Bid’ (dat, ayn) : Sürüden ayrılan koyunlar. Üçten fazla, ondan az..
Vedk (dal,kaf) : Sicim gibi yağmurdur.
1- Elif Lam Mim.
Elif Lam Mim.
2-3-4-5- Ruma, arzın ednasında ğalebe olundu ve onlar mağlubiyetlerinden ba’d bid’ sene içinde ğalib geleceklerdir. Min kabl ve min ba’d emir Allah’ındır. Ol yevm, müminler de Allah’ın nasrı ile ferahlarlar. Meşiet ettiği kimseye nasr eder ve O a’zizdir, rahimdir.
Rum, yerin yakınında yenildi ve onlar yenilmelerinden sonra birkaç yıl içinde yeneceklerdir. Önceden de, sonradan da buyruk Allah’ındır. O gün, inananlar da Allah’ın yardımı ile sevinirler. Dilediği kimseye yardım eder ve O, çalıştıran güçlüdür.
6- Bu Allah’ın va’di olarak böyledir. Allah va’dinden hulf etmez ve lakin nasın ekserisi i’lmetmez.
Bu Allah’ın sözü olarak böyledir. Allah sözünden dönmez ve ancak insanları çoğu bunu bilmez.
7- Dünya hayatından zahiri i’lmediyorlar ve ahiretten ise ğafildirler.
Yakın yaşamdan görüneni biliyorlar ve öteye ise kapalıdırlar.
8- Nefislerinde tefekkür etmiyorlar mı? Allah, semaları, arzı ve ikisinin beyninde olanları, hakla ve eceli müsemmanın dışında halk etmedi. Nasdan ekseri rablerine likaa kafirdirler.
Kendilerinde oylamıyorlar mı: Allah, gökleri, yeri ve ikisinin arasındakileri gerçekle ve belirlenen sürenin dışında yaratmadı. İnsanlardan çoğu yetiştiricilerine kavuşmayı kapatanlardır.
9- Arzda seyretmiyorlar mı da kendilerinden kabl olan kimselerin a’klibeti nasıl olduğuna nazar etsinler.

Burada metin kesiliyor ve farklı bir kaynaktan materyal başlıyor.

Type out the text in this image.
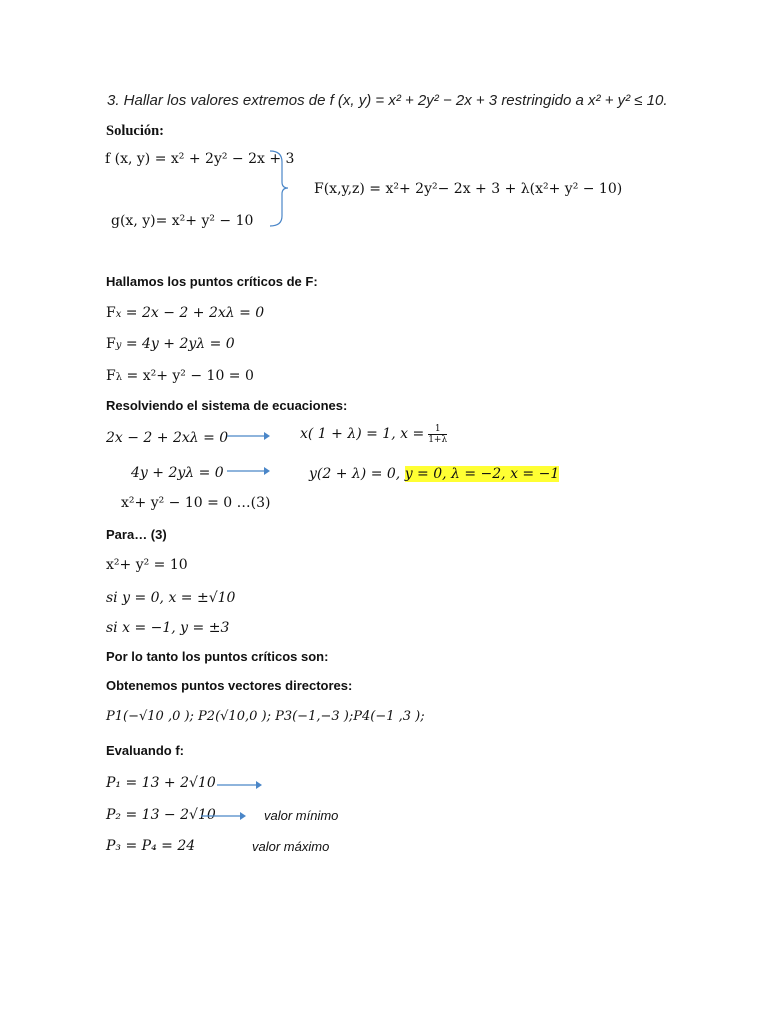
3. Hallar los valores extremos de f (x, y) = x² + 2y² − 2x + 3 restringido a x² + y² ≤ 10.
Solución:
f (x, y) = x² + 2y² − 2x + 3
g(x, y)= x²+ y² − 10
F(x,y,z) = x²+ 2y²− 2x + 3 + λ(x²+ y² − 10)
Hallamos los puntos críticos de F:
Fx = 2x − 2 + 2xλ = 0
Fy = 4y + 2yλ = 0
Fλ = x²+ y² − 10 = 0
Resolviendo el sistema de ecuaciones:
2x − 2 + 2xλ = 0	x( 1 + λ) = 1, $x = \frac{1}{1+\lambda}$
4y + 2yλ = 0	y(2 + λ) = 0, y = 0, λ = −2, x = −1
x²+ y² − 10 = 0 …(3)
Para… (3)
x²+ y² = 10
si y = 0, x = ±√10
si x = −1, y = ±3
Por lo tanto los puntos críticos son:
Obtenemos puntos vectores directores:
P1(−√10 ,0 ); P2(√10,0 ); P3(−1,−3 );P4(−1 ,3 );
Evaluando f:
P₁ = 13 + 2√10
P₂ = 13 − 2√10	valor mínimo
P₃ = P₄ = 24	valor máximo
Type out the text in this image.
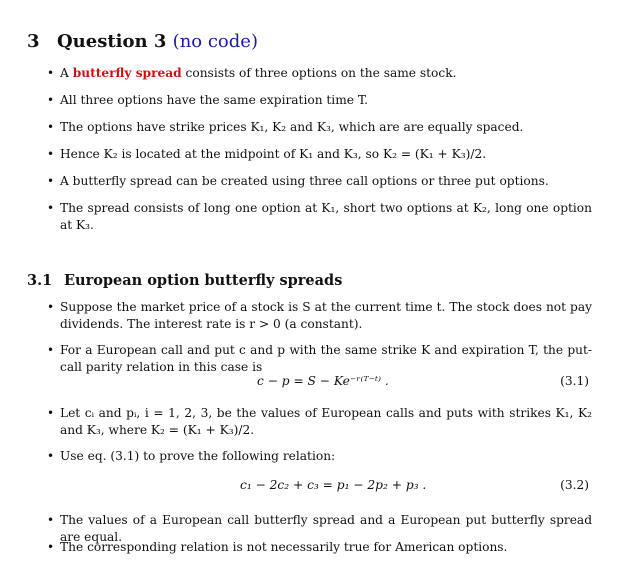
3 Question 3 (no code)
• A butterfly spread consists of three options on the same stock.
• All three options have the same expiration time T.
• The options have strike prices K₁, K₂ and K₃, which are are equally spaced.
• Hence K₂ is located at the midpoint of K₁ and K₃, so K₂ = (K₁ + K₃)/2.
• A butterfly spread can be created using three call options or three put options.
• The spread consists of long one option at K₁, short two options at K₂, long one option at K₃.
3.1 European option butterfly spreads
• Suppose the market price of a stock is S at the current time t. The stock does not pay dividends. The interest rate is r > 0 (a constant).
• For a European call and put c and p with the same strike K and expiration T, the put-call parity relation in this case is
c − p = S − Ke⁻ʳ⁽ᵀ⁻ᵗ⁾ .	(3.1)
• Let cᵢ and pᵢ, i = 1, 2, 3, be the values of European calls and puts with strikes K₁, K₂ and K₃, where K₂ = (K₁ + K₃)/2.
• Use eq. (3.1) to prove the following relation:
c₁ − 2c₂ + c₃ = p₁ − 2p₂ + p₃ .	(3.2)
• The values of a European call butterfly spread and a European put butterfly spread are equal.
• The corresponding relation is not necessarily true for American options.
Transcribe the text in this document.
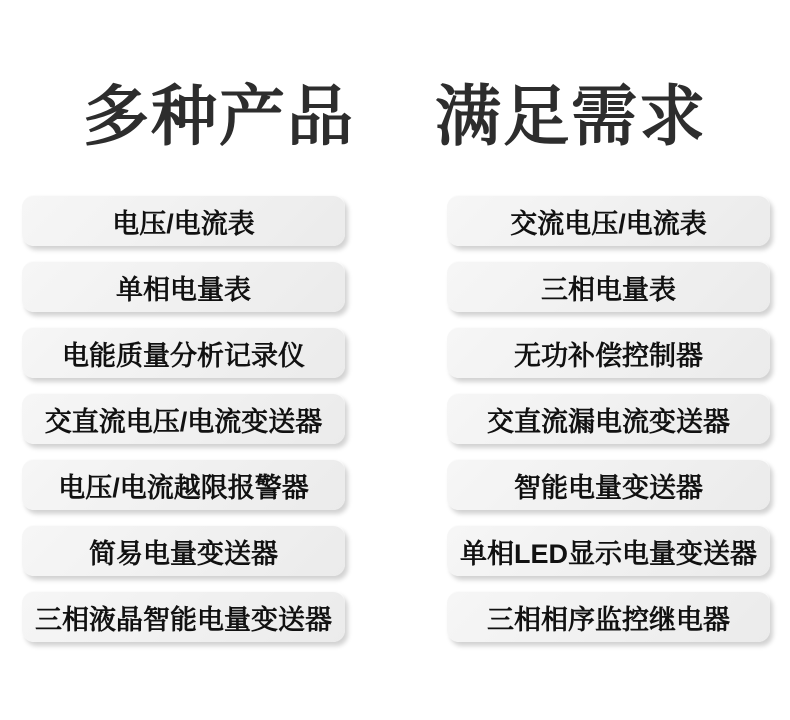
多种产品 满足需求
电压/电流表
单相电量表
电能质量分析记录仪
交直流电压/电流变送器
电压/电流越限报警器
简易电量变送器
三相液晶智能电量变送器
交流电压/电流表
三相电量表
无功补偿控制器
交直流漏电流变送器
智能电量变送器
单相LED显示电量变送器
三相相序监控继电器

Onlar, bunlardan kuvvet olarak daha şediddi, arzı isare ettiler, onu i’mar edenlerden daha kesir i’mar ettiler ve onlara resuller beyyineler ile ciet etmişti. Allah onlara zulm etmek için var değildir ve lakin onlar kendilerine zulmediyorlar.
Yerde yürümüyorlar mı, kendilerinden önce olan kimselerin sonları nasıl olduğuna baksınlar. Onlar, bunlardan güç olarak daha çetin idiler, yeri daha çok sürdüler, onu gönenleyenlerden daha çok gönenlediler ve onlara elçiler açıklamalar ile gelmişti. Allah onları ezmek için var değildir ve ancak onlar kendilerini eziyorlar.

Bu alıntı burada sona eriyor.